|Zoe has NEVER been one to mince words, yo!|
And Zoe was at that age where she'd just started to get really good at talking, so she was able to articulate her distaste at being told what to do, so she was Not Happy with me as we barreled down Rt. 49 in my red Grand Cherokee that day.
Truth be told, I was having second thoughts, third thoughts about venturing all the way to Corning Weg on my own with Zoe as I drove. I was used to venturing out only when I had someone with me, if Zoe was along, so one of us could keep the forward momentum going with the shopping cart, and one of us could see to Zoe's needs. But that day, I felt BRAVE!
Zoe was in a mood, though. She didn't want to be in the Jeep. She didn't want to be in her carseat. She didn't want to go to Wegmans. She kept wailing and kicking the back of my seat. She wasn't hurt. She just didn't want to be doing what we were doing.
I didn't want to listen to the cantankerous caterwauling from the back seat, and I really didn't cotton too well to having the back of my seat kick-kick-kicked like that, so as we got to the spaghetti of interchanges just outside of Painted Post, I told her that if she kicked the back of my seat one more time, I was going to pull over and give her a spankin'!
Quick side note: I never relied on A Spankin' to keep Zoe in check. I'd been one of those parents who said "never ever will I spank my child!" before she was born. Once she was a toddler, I learned a more nuanced approach to parenting than "all the spankings or none of the spankings."
Well, as we whooshed onto the Riverside strand of road-spaghetti, to hit Bridge Street from what becomes Dennison Parkway, Zoe gave the back of my seat a big, defiant "So There!" kick, and my hackles stood up. I pulled over onto the shoulder just before the Benjamin Patterson Bridge and started unbuckling my seatbelt. I was angry, but I don't think I really planned to drag my surly nineteen-month-old from the Jeep to spank her butt alongside the road like that.
However, I heard from the backseat in a little helium-balloon voice:
"Uh-Oh... Shit just got REAL!"
Well, I had to hurry out of the Jeep right then, because my chest had lurched with one of those peals of laughter that wakes up a person's long-dead ancestors, didn't it? It had been such a tense drive to that point so far, and I was stressed, and anything would have tripped my laughter trigger at that point. But also, it was forbidden laughter, because I didn't want to encourage Zoe in such a precocious use of Anglo-Saxon language derivatives, BUT- it sounded so hilarious coming from her little cookie-voice, and she had the words and music down pat far more deftly than I've heard from some adults.

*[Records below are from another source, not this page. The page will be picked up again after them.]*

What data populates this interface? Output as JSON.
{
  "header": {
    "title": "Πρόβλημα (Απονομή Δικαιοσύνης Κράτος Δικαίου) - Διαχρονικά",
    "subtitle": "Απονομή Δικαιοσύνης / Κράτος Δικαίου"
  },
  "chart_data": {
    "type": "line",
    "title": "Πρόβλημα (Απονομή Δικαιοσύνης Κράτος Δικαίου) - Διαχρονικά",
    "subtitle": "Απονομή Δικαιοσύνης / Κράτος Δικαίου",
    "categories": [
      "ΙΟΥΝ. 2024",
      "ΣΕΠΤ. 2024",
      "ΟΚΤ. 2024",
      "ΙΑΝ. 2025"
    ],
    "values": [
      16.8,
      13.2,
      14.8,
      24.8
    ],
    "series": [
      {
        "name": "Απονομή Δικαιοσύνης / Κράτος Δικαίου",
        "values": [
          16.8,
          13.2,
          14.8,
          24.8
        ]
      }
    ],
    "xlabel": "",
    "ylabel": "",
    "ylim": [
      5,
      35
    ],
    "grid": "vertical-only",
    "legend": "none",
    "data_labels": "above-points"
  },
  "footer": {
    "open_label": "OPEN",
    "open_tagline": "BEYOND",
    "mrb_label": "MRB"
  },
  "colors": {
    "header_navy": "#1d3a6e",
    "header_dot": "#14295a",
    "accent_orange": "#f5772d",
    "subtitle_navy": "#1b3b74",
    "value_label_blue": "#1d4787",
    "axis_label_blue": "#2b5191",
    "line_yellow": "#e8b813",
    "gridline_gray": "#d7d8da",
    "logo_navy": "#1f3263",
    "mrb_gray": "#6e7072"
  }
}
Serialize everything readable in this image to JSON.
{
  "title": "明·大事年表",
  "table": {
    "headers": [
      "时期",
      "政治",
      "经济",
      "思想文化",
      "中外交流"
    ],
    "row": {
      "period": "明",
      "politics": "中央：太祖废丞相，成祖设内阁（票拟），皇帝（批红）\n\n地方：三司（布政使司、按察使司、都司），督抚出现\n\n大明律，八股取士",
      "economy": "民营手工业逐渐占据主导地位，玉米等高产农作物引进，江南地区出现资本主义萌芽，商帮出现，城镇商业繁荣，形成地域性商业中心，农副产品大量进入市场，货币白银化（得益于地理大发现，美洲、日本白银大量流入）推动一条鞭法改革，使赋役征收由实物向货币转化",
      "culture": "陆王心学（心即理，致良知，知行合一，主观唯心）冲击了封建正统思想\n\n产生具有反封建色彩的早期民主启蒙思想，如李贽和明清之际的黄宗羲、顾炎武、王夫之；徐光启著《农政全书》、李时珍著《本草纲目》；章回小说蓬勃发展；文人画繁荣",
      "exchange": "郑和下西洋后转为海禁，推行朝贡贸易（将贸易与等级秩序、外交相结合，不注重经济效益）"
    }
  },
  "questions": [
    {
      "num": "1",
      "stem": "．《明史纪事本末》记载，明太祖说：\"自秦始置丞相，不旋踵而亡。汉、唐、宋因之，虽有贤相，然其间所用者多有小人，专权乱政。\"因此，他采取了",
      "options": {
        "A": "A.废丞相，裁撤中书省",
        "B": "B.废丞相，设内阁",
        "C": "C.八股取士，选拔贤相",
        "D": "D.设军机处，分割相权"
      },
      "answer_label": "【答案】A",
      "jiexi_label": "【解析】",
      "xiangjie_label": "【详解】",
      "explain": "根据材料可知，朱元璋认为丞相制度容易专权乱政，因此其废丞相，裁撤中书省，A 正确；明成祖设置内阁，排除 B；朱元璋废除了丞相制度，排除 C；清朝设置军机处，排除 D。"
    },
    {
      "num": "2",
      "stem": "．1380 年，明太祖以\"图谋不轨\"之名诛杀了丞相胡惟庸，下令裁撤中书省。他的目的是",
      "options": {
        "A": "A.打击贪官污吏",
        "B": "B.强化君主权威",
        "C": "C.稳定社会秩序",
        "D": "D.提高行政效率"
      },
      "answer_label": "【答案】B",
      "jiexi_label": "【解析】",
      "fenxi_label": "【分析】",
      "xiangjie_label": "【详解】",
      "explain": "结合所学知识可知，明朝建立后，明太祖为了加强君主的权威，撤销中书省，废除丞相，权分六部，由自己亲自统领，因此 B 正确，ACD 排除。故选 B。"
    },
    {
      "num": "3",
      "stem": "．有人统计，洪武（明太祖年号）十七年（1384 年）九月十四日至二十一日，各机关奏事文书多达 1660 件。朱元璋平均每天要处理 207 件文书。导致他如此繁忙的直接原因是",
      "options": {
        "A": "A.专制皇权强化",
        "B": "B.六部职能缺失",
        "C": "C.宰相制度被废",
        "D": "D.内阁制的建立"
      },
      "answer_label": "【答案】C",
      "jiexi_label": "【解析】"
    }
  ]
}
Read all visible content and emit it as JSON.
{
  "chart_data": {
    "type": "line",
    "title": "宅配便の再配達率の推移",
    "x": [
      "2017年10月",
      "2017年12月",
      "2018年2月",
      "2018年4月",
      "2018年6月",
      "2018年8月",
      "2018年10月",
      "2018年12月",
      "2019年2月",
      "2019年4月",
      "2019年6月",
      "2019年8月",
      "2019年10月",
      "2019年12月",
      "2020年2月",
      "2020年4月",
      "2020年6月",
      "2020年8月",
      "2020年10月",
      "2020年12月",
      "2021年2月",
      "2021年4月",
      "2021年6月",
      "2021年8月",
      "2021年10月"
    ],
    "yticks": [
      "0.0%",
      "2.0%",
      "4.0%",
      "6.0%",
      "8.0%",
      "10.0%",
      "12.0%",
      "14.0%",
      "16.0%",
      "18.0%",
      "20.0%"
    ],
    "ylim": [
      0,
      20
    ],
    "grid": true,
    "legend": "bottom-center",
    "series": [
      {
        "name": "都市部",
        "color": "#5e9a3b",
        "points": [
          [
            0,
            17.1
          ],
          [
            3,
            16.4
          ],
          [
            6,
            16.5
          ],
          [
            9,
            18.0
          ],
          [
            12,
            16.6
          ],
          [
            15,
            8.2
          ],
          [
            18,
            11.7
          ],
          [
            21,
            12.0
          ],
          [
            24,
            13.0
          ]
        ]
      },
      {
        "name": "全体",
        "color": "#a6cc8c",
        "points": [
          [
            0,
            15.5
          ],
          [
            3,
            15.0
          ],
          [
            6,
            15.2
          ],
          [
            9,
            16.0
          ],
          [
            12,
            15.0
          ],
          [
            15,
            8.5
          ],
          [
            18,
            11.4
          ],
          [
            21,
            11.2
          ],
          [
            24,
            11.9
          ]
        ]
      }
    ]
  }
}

I knew Zoe was watching me with rapt attention from through the dark-tinted back windows of the Jeep, so I had to make it look like I was being shaken with shudders of anger, instead of trying to snarfle down laughter as I tried to compose myself.
When I finally did, I opened her car door and saw her big brown eyes were huge in her head.
"Mommy, I'm sorry! Please don't spank me! PLEASE!" she begged.
I put a stern look on my face.
"Do you know what you did that made me so mad?" I asked her.
"Yes, I do," she said, nodding solemnly. "I kicked the back of your seat after you told me not to kick the back of your seat!"
"You gonna do it again?" I asked.
"No, Mommy!" she said, shaking her head no for emphasis.
"Okay. Are we going to have a nice shopping trip at Wegmans today?"
"Yes!" she said.
So I leaned in and kissed her cheek and we got on our way. True to our words, we had a nice shopping trip at Wegmans. If I remember right, she got a little something from the overpriced trinket aisle.
I know there have been myriad other times since that day when Zoe has recognized that "Uh-oh- shit just got real!" She's a smart kid. In addition to having a solid command of the Dark Language Arts, she also displays great wisdom in when not to demonstrate it. And in that respect, the Apprentice has surpassed the Master.